RL Unplugged: Benchmarks for Offline Reinforcement Learning

Caglar Gulcehre, Ziyu Wang, Alexander Novikov, Tom Le Paine, Sergio Gómez Colmenarejo, Konrad Zolna, Rishabh Agarwal, Josh Merel, Daniel Mankowitz, Cosmin Paduraru, Gabriel Dulac-Arnold, Jerry Li, Mohammad Norouzi, Matt Hoffman, Ofir Nachum, George Tucker, Nicolas Heess, Nando de Freitas
NeurIPS 2020

We propose a benchmark called RL Unplugged to evaluate and compare offline RL methods on a diverse range of domains. We provide detailed evaluation protocols for each domain and provide an extensive analysis of existing methods using these protocols. We hope that our suite of benchmarks will increase the reproducibility in offline RL and make it possible to study challenging tasks with a limited computational budget, thus making RL research both more systematic and more accessible across the community.

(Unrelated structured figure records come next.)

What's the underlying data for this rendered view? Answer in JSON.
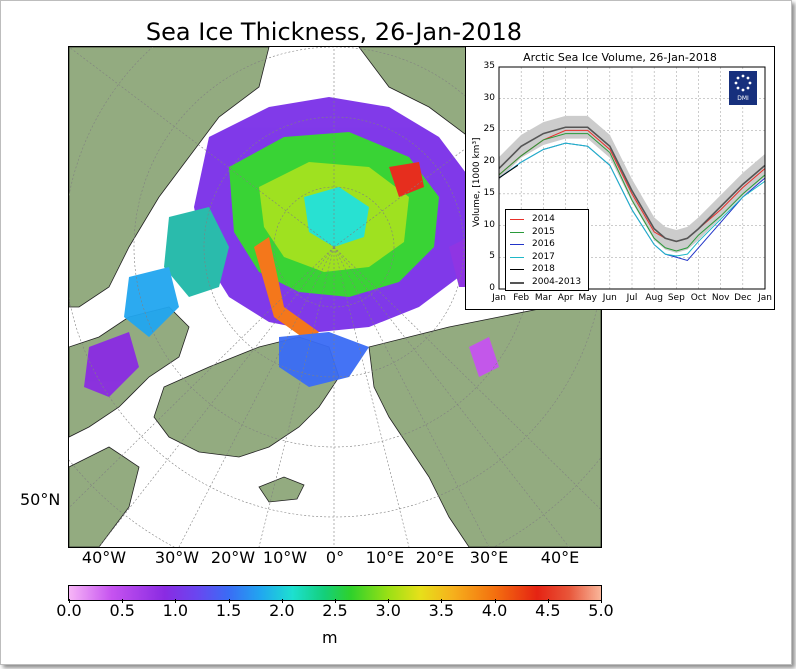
{
  "title": "Sea Ice Thickness, 26-Jan-2018",
  "map": {
    "lat_label": "50°N",
    "lon_labels": [
      "40°W",
      "30°W",
      "20°W",
      "10°W",
      "0°",
      "10°E",
      "20°E",
      "30°E",
      "40°E"
    ],
    "colorbar": {
      "ticks": [
        "0.0",
        "0.5",
        "1.0",
        "1.5",
        "2.0",
        "2.5",
        "3.0",
        "3.5",
        "4.0",
        "4.5",
        "5.0"
      ],
      "unit": "m",
      "range": [
        0,
        5
      ]
    },
    "colors": {
      "land": "#93ab80",
      "ocean": "#ffffff",
      "grid": "#808080"
    }
  },
  "inset": {
    "title": "Arctic Sea Ice Volume, 26-Jan-2018",
    "ylabel": "Volume, [1000 km³]",
    "logo_text": "DMI"
  },
  "chart_data": {
    "type": "line",
    "title": "Arctic Sea Ice Volume, 26-Jan-2018",
    "xlabel": "",
    "ylabel": "Volume, [1000 km³]",
    "categories": [
      "Jan",
      "Feb",
      "Mar",
      "Apr",
      "May",
      "Jun",
      "Jul",
      "Aug",
      "Sep",
      "Oct",
      "Nov",
      "Dec",
      "Jan"
    ],
    "ylim": [
      0,
      35
    ],
    "yticks": [
      0,
      5,
      10,
      15,
      20,
      25,
      30,
      35
    ],
    "grid": true,
    "legend_position": "bottom-left",
    "series": [
      {
        "name": "2014",
        "color": "#e8302a",
        "x": [
          0,
          1,
          2,
          3,
          4,
          5,
          6,
          7,
          7.5,
          8,
          8.5,
          9,
          10,
          11,
          12
        ],
        "y": [
          18,
          21,
          23.5,
          25,
          25,
          22,
          15,
          9,
          8,
          7.5,
          8,
          9.5,
          12.5,
          16,
          19
        ]
      },
      {
        "name": "2015",
        "color": "#2a9a3a",
        "x": [
          0,
          1,
          2,
          3,
          4,
          5,
          6,
          7,
          7.5,
          8,
          8.5,
          9,
          10,
          11,
          12
        ],
        "y": [
          18,
          21,
          23.5,
          24.5,
          24.5,
          21.5,
          14,
          8,
          6.5,
          6,
          6.5,
          8.5,
          11.5,
          15,
          18
        ]
      },
      {
        "name": "2016",
        "color": "#2134c8",
        "x": [
          0,
          1,
          2,
          3,
          4,
          5,
          6,
          7,
          7.5,
          8,
          8.5,
          9,
          10,
          11,
          12
        ],
        "y": [
          17.5,
          20,
          22,
          23,
          22.5,
          19.5,
          12.5,
          7,
          5.5,
          5,
          4.5,
          6.5,
          10.5,
          14.5,
          17.5
        ]
      },
      {
        "name": "2017",
        "color": "#1fb8c8",
        "x": [
          0,
          1,
          2,
          3,
          4,
          5,
          6,
          7,
          7.5,
          8,
          8.5,
          9,
          10,
          11,
          12
        ],
        "y": [
          17.5,
          20,
          22,
          23,
          22.5,
          19.5,
          12.5,
          7,
          5.5,
          5.2,
          5.5,
          7.5,
          11,
          14.5,
          17
        ]
      },
      {
        "name": "2018",
        "color": "#000000",
        "x": [
          0,
          0.85
        ],
        "y": [
          17.5,
          19.5
        ]
      },
      {
        "name": "2004-2013",
        "color": "#555555",
        "x": [
          0,
          1,
          2,
          3,
          4,
          5,
          6,
          7,
          7.5,
          8,
          8.5,
          9,
          10,
          11,
          12
        ],
        "y": [
          19,
          22.5,
          24.5,
          25.5,
          25.5,
          22.5,
          15.5,
          9.5,
          8,
          7.5,
          8,
          9.5,
          13,
          16.5,
          19.5
        ],
        "band": 1.8
      }
    ]
  }
}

An Optimistic Perspective on Offline Reinforcement Learning

Rishabh Agarwal, Dale Schuurmans, Mohammad Norouzi
ICML 2020 (Talk)

This paper popularized offline RL and showed that standard off-policy algorithms perform quite well in the fully off-policy / offline deep RL setting with large and diverse datasets. A previous version was titled "Striving for Simplicity in Off-Policy Deep Reinforcement Learning" and presented as a contributed talk at NeurIPS 2019 DRL workshop.